We’re in rural Italy, 1944, towards the end of WW2. You’re Giulia, the daughter of a fascist general, though that’s just backdrop. After a brief flashback where your nanny reads you a gruesome story about a jealous lover who kills a woman who turns into a murder-ghost, Martha Is Dead opens with you venturing down to the lovely lake nestled in the charming woods behind your pleasantly rustic house - where your sister has not so charmingly just drowned. She’s wearing one of your dresses, so when your parents come rushing to the lake shore and find you cradling her bloated corpse, they assume that you are she. Deadpan narration bluntly explains that your mother has always loathed you while adoring your deaf and now-dead sister, Martha, so you go along with it. Cue the face-peeling nightmare.
It keeps going like this. The plot lurches from one macabre catastrophe to the next, alternating between ostensibly real events and nasty dream sequences where the camera gets to really linger over the latest messed-up body.

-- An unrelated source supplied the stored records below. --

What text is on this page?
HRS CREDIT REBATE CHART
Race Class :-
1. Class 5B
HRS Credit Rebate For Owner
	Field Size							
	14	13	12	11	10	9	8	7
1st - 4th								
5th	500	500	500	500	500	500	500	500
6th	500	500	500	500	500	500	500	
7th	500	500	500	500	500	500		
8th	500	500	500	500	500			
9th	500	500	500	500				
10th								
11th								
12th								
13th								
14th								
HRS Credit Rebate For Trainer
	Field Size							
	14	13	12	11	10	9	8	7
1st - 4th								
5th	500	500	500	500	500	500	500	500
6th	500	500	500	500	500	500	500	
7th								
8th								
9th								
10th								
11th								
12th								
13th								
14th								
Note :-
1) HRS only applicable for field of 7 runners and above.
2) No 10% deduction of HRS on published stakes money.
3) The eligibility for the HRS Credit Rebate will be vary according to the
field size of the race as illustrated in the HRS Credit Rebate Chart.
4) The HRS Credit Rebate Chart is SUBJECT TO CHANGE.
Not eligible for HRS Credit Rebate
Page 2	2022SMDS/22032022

There’s this backwards assumption that the longer we get to stare at corpse gore the more disturbing it will become, rather than the exact opposite. The most uncomfortable part was worrying that someone might walk into my room and ask me to explain myself.


Worse still is the side plot where you can choose to dob your dad in and help the anti-fascist resistance. I’d have been all for it if it didn’t mean laboriously deciphering and sending actual morse code via a stashed telegram machine, which involves an additional compounding layer of tedium involved with matching letters to code words. It’s presented as a decision between loyalty to your family or your conscience, but really it’s a choice between spending 20 minutes doing grunt work or moving on with your life.
There are technical faults, too. Some quest markers never appeared, while completed ones stuck around. There’s a bicycle that’s barely worth using thanks to all the invisible boundaries it can’t cross, and the way it judders around in the small area where it’s actually usable. Most of the screenshots in this review are taken with ray-tracing and DLSS, but I had to stop booting into that version of the game because it kept stuttering, no matter which settings I used. Even without them, stuttering persisted, especially whenever I went down a certain staircase. That is not the way you want your horror game to be jarring.

There are small, fleeting glimpses at what could have been. A few scenes dip into strange, surreal imagery that might have been genuinely unsettling if I hadn’t been desensitised from all the corpse ogling. In any case, though, those scenes don’t build towards a satisfying conclusion. Near the end you’re asked a series of questions about which events you think were real, and as best I can tell the game goes along with whichever answers you choose to give. There’s nothing wrong with a dash of ambiguity, but I’d rather not be drenched in it - and it’s a poor companion to indifference.
There are plenty of grievances I haven’t had room to mention, nor to stress the cumulative misery of clunky writing combined with cheap attempts to go beyond the pale. Even if it weren’t so needlessly and extensively graphic, there’s a fixation on things that can go wrong with a woman’s body that would still leave a sour taste. The story as a whole is a series of rug pulls, but ones which left me standing nonplussed while the rug puller lurched haphazardly from foot to foot. A parade of ghost sharks, clumsily jumped. I suspect Martha Is Dead will be remembered as the game where you peel a dead woman’s face off, but it’s better off forgotten.